Through all the commotion and the fins flapping through the water, I could barely distinguish left and right, let alone the position of the whale shark. And then suddenly, out of the murky water, there it was. We all screamed through our scuba!! This huge creature was within an arm’s reach (or so it felt) away from us. It was grey with plenty of white spots and swam calmly in slow motion next to us while we were desperately trying to keep up with it. And then it suddenly dove into the depths of the ocean. We climbed back onto the boat, awestruck, knees shaking, shouting ecstatically “Did you see it? Did you see it?”.
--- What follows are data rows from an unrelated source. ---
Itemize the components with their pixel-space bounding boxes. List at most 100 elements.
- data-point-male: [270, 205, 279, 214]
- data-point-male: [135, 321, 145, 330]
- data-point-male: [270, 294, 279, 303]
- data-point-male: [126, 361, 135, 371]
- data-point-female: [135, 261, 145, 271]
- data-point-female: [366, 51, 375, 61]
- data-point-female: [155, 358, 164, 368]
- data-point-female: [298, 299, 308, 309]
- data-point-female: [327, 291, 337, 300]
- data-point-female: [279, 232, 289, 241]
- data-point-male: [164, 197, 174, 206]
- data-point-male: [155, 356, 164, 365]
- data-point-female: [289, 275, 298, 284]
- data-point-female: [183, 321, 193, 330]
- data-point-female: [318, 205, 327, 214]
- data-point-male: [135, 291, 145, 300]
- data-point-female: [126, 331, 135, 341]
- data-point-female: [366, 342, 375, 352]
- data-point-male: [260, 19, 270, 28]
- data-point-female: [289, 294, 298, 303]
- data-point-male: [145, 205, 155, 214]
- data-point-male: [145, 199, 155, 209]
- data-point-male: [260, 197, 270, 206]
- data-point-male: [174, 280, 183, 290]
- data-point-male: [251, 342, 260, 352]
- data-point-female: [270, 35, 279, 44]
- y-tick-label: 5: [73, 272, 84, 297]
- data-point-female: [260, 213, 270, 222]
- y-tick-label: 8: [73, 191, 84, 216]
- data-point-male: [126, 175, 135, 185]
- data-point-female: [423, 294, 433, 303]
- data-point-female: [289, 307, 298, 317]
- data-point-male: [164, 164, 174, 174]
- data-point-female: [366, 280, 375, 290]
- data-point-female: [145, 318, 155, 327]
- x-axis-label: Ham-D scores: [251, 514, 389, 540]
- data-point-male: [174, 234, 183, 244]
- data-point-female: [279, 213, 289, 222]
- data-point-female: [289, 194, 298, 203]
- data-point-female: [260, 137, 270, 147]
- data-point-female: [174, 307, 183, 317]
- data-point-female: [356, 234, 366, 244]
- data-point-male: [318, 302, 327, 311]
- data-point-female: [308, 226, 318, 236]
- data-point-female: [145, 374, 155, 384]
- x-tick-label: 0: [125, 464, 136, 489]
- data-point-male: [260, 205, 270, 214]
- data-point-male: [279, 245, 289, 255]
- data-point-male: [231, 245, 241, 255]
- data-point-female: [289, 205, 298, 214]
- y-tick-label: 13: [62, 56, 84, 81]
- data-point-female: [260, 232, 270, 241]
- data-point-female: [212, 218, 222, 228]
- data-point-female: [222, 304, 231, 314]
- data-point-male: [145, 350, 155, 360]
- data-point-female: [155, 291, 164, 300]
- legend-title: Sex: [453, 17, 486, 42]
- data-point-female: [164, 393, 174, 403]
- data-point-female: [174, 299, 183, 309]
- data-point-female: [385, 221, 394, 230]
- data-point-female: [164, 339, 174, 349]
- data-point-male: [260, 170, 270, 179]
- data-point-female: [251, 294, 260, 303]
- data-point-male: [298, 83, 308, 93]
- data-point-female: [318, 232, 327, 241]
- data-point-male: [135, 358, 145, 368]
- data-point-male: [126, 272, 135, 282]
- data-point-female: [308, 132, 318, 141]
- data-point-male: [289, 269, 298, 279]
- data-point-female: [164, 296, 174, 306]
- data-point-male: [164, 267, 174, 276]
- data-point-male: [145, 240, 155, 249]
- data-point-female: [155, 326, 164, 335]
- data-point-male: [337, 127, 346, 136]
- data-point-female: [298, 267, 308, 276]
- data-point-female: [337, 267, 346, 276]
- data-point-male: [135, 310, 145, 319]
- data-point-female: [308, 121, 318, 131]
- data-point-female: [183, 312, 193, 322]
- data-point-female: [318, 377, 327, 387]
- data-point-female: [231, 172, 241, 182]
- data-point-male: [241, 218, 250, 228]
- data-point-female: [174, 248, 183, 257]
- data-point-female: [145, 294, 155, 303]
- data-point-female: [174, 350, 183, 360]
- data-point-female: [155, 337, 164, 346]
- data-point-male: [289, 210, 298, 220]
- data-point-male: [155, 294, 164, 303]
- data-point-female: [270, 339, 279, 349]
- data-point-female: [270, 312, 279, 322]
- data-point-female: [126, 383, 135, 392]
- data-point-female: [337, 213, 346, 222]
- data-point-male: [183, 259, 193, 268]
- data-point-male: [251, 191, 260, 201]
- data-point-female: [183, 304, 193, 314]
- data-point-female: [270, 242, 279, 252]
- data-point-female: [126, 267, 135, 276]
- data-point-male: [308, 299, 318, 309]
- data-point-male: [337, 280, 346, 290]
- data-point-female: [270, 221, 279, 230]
Barely a few minutes past to calm down, did the guide shout “Get ready!”. I hesitated, not sure if I could handle another such intense moment but I convinced myself that this was a once-in-a-lifetime opportunity. Who knew if the whale sharks would return next year, maybe discouraged by the raising number of tourists disturbing their natural environment. So here we were jumping back into the water, swimming alongside another gentle giant about 7m long. All in all we had 8 interactions with the whale sharks, the last one of which lasted for about 15 minutes. We headed back to shore, pressed for time to catch our plane back to the urban jungle of Manila. Our bodies tired from swimming in open waters, our minds restless from the surreal memories. This privileged encounter with one of Mother Nature's wonder was like an underwater safari, now I just need to save up enough money for a trip to Kenya.
I wonder if D. will consider it for our honeymoon?

Approx. budget per person
Roundtrip airfare: P1,500
On-ground transpo: P500
Accommodation: P1,500
Whale shark tour: P500
Snorkeling gear: P300
Food: P500
Total = P4800

Don’t forget:
- Sunscreens
- Packed food and bottled water
- Snorkeling gear (although you can rent at the resort)
- Underwater camera (no flash!)

Where we stayed:
Woodland Resort, double occupancy rooms with A/C and hot water, P1,500.
Contact Marichu at +639219699544

How to get there:
From Manila to Legazpi via Cebu Pacific (45min flight) and from Legazpi City to Donsol (1.5 hrs ride), several private (approx. P2,000 for 10-12 pax) or shared (approx. P70/pax) vans leave from Satellite terminal in Legazpi. Some tour guides also wait for tourists at the airport.

Follow the rules:
The government and WWF made conscious efforts to develop the responsible eco-tourism in the area and the local fishermen have gone from hunting down the animals to serving as experts and tour guides, promoting the preservation and safety of the whale sharks.
1. Do not touch or ride the whale shark
2. Do not restrict the movement of the shark or impede its natural path
3. Maintain the recommended distance from the whale shark is 3 meters from the head and body and 4 meters from the tail
4. Do not undertake flash photography
5. Do not use scuba, scooters, jet ski or any motorized underwater propulsion
6. A maximum of six (6) swimmers per shark is allowed

Other things to do around the area:
- Visit the Cagsawa Ruins and Mount Mayon in Legazpi
- Take the Firefly Tour
- Go island hopping or diving and have a picnic on a deserted beach


Gachupilandia said...

So you saw the shark at the end of june?
Do you think that if we go now we can see?
Thanks for your posts!

Cosmopolicious said...

Hi Gachupilandia,
We actually went swimming with the whalesharks sometime mid-March, which is really the best time. Sorry for the confusion, I'm just really bad at updating my blog regularly... ;-)

I know the sharks arrive in Donsol as early as October but the peak is really from Feb to May, after which they leave for the open sea.
I would suggest you call the tourism office there at Tel: +63 52 4810250 for more info.